Nie pisze nic na temat perzu.
********************************************************************************************
[02.08] 07:20 Werter
Z bieżących spraw.
Słoneczko ma rację. Na nawożenie roślin, krzewów azotem jest już za późno. Polecałbym natomiast zastosowanie (w połowie sierpnia) nawożenia nawozami potasowymi takimi jak np. Siarczan potasu (nawóz kwaśny, zawiera w swym składzie siarkę, więc może być stosowany pod Borówki), Kamex (dodatkowo zawiera magnez) itp. Powodują one lepsze drewnienie pędów a tym samym lepsze przygotowanie roślin do zimy i mrozów.
********************************************************************************************
[21.08] 23:29 Werter
Odpowiadając na Twe pytania będę (dla porządku) posługiwał się cytatami Twej wypowiedzi.
- "Teren (...) to świeżo skoszone i delikatnie, płytko zaorane pole, na którym rosło żyto. (...) Ziemia jest tam V klasy. Słaba i piaszczysta. (...) Na razie nie planujemy tam większych prac ogrodniczych. (...) Chcemy również przygotować ziemię, by móc pracować na ogrodym w przyszłym sezonie. (...) Z tego co dotychczas się zorientowałam, z polem na razie postępujemy właściwie. Przed zimą trzeba by chyba je nawieźć i zaorać. Czy mogę zrobić coś jeszcze?"
Tak, możecie.
Proponuję jak najszybsze wysianie Łubinu żółtego lub Seradeli jako poplon do jesiennego (koniec pażdziernika) przyorania. Dzięki niemu Twa piaszczysta gleba zyska nieco próchnicy i dodatkowo w naturalny sposób zostanie wzbogacona w azot (Łubin i Seradela to rośliny motylkowe). Wskazane też zbadanie pH gleby.

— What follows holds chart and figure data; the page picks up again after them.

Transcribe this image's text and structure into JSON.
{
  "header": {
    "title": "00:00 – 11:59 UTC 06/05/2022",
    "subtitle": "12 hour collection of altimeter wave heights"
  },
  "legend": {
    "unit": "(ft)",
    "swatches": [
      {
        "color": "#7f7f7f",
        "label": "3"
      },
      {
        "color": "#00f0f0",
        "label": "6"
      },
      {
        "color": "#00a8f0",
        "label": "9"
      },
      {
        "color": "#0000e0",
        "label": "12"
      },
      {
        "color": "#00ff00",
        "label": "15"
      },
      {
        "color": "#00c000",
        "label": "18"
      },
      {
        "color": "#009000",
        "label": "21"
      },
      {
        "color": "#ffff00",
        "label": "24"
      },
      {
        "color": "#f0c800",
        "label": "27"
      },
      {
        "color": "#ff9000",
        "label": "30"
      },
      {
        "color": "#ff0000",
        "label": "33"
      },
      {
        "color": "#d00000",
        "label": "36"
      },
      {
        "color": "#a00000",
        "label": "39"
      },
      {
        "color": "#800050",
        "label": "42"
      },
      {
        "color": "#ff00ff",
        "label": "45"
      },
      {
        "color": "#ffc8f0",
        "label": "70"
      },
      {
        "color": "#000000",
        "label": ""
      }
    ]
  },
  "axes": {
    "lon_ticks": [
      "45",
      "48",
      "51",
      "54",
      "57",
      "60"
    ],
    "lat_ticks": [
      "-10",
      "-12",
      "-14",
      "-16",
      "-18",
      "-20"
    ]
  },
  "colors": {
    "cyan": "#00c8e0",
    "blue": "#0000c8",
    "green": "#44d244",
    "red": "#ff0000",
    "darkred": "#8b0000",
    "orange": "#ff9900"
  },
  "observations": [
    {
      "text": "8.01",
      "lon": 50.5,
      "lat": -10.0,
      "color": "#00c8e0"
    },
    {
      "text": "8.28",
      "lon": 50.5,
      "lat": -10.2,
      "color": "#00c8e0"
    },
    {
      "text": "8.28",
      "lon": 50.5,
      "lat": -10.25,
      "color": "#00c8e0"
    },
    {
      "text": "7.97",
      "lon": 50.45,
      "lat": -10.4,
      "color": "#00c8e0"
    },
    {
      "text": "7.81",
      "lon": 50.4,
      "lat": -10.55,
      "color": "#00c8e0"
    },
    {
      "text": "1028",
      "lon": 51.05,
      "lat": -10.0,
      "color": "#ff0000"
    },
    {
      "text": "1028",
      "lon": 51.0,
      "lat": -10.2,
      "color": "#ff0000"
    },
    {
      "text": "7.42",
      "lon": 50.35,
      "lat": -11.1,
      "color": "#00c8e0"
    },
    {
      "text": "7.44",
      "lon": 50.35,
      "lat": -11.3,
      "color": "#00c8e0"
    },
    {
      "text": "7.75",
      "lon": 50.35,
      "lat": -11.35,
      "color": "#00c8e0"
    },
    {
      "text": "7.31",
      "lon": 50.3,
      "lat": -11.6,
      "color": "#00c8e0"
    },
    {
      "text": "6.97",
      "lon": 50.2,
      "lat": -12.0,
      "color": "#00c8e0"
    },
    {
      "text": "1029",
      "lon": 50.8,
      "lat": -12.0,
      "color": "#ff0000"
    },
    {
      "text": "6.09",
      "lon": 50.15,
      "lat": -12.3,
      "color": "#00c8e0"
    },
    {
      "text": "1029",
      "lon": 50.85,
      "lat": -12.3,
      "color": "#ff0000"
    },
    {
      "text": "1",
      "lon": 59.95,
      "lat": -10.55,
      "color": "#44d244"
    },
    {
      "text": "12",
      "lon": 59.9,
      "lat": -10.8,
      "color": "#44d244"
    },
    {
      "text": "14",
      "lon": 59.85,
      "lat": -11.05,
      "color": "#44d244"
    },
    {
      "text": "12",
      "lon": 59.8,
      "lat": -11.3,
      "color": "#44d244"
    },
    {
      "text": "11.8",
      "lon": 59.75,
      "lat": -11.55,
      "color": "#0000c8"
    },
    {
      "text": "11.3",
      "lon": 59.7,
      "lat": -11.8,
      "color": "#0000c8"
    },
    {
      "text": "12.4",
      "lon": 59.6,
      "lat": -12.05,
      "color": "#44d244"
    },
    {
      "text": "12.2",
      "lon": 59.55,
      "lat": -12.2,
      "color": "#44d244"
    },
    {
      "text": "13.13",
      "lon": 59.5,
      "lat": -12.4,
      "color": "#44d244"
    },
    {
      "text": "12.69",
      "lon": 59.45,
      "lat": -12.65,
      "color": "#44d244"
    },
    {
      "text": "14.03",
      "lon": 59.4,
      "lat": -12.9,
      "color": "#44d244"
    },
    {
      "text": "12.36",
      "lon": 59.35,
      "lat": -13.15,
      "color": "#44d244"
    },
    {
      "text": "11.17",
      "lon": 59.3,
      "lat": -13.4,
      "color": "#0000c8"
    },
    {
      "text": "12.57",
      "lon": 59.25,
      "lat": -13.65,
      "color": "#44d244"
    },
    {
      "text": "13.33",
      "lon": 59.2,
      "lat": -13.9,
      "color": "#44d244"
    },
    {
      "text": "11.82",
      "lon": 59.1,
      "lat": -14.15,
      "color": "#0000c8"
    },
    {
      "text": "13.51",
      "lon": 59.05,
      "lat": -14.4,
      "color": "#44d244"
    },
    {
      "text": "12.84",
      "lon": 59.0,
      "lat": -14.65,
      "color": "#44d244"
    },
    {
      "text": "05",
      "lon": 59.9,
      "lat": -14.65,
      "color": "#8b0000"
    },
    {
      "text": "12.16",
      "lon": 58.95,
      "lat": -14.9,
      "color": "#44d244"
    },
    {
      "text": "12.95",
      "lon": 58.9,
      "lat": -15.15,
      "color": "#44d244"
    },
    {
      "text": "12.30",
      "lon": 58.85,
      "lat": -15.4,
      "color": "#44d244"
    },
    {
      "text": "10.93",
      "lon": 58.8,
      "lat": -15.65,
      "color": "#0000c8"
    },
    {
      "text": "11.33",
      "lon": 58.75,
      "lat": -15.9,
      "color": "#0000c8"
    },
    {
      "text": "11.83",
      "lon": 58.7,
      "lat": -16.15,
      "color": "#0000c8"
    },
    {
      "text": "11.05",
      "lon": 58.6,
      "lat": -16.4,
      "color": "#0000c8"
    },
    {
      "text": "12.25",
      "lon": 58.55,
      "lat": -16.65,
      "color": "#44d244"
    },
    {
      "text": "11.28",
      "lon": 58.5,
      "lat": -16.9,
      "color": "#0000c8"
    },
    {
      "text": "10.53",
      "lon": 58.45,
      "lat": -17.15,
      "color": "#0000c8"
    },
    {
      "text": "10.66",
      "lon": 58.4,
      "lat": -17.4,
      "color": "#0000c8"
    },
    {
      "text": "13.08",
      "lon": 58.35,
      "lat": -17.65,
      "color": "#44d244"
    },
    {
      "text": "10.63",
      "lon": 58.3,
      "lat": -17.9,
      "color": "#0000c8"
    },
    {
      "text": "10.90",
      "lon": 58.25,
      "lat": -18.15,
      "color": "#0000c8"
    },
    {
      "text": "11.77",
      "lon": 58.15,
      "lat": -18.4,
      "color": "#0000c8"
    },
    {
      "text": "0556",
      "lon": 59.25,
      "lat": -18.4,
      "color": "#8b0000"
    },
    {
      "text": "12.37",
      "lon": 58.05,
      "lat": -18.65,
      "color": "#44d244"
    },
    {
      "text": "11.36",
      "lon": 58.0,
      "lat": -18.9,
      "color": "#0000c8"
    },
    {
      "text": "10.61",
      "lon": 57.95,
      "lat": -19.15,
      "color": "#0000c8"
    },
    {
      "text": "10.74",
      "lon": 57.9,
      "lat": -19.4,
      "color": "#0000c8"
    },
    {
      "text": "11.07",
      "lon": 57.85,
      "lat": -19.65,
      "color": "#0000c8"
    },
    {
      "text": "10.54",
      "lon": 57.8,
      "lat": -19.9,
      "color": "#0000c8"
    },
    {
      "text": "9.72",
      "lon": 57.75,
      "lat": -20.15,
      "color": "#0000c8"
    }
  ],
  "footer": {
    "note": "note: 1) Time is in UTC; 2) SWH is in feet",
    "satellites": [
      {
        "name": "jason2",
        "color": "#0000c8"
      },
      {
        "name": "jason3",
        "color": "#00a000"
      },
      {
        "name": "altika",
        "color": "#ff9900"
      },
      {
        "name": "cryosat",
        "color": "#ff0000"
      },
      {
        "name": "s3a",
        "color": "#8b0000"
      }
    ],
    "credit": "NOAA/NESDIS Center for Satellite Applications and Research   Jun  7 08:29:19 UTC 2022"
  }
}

Zazwyczaj ziemie lekkie mają niski wsp. pH. Sprawdzenie możesz wykonać samodzielnie kupując w sklepie np. prosty w obsłudze Kwasomierz glebowy z płynem Helliga. Jeśli pH wyjdzie niskie to albo wapnuj glebę (tylko późną jesienią) albo... posadź Borówkę amerykańską (ona lubi takie ziemie - warunek to jej podlewanie, bo lubi też wilgoć w podłożu).
********************************************************************************************
[22.08] 10:43 cicho_borowska
. Ponieważ jest teraz czas sadzenia niektórych cebul podaje dwa z nich. Będą to cytaty z książki:
"Kąpiel dla cebulek.
Ochronisz cebule przed szkodnikami, przyżądzając im miłą i ciepłą kąpiel przed wysadzeniem do gruntu. Oto czego potrzebujesz:
2 łyżeczki szamponu dla dzieci
1 Łyżeczka antyseptycznego płynu do płukania ust
1/4 łyżeczki herbaty rozpuszczalnej w granulkach
8 litrów ciepłej wody
Wymieszaj wszystkie składniki w wiadrze i ostrożnie umieść cebule w roztworze. Zamieszaj delikatnie, następnie wyjmuj cebule po jednej i
sadź do ziemi. Kiedy skończysz nie wylewaj dziecka z kąpielą- drzewa, krzewy i rośliny zimozielone uwielbiają ten smakowity napój, dlatego nie pozwól, by się zmarnował."
Kolejny przepis
"Śniadanie cebul.
5 kg kompostu
2 i 1/2 kg mączki kostnej
1 kg mączki z krwi
1/2 kg siarczanu magnezowego /soli gorzkiej/
Wymieszaj wszystkie składniki w taczce. Zanim posadzisz cebule, przekop każde 10 m kwadratowych podłoża odżywczym cebulowym śniadaniem.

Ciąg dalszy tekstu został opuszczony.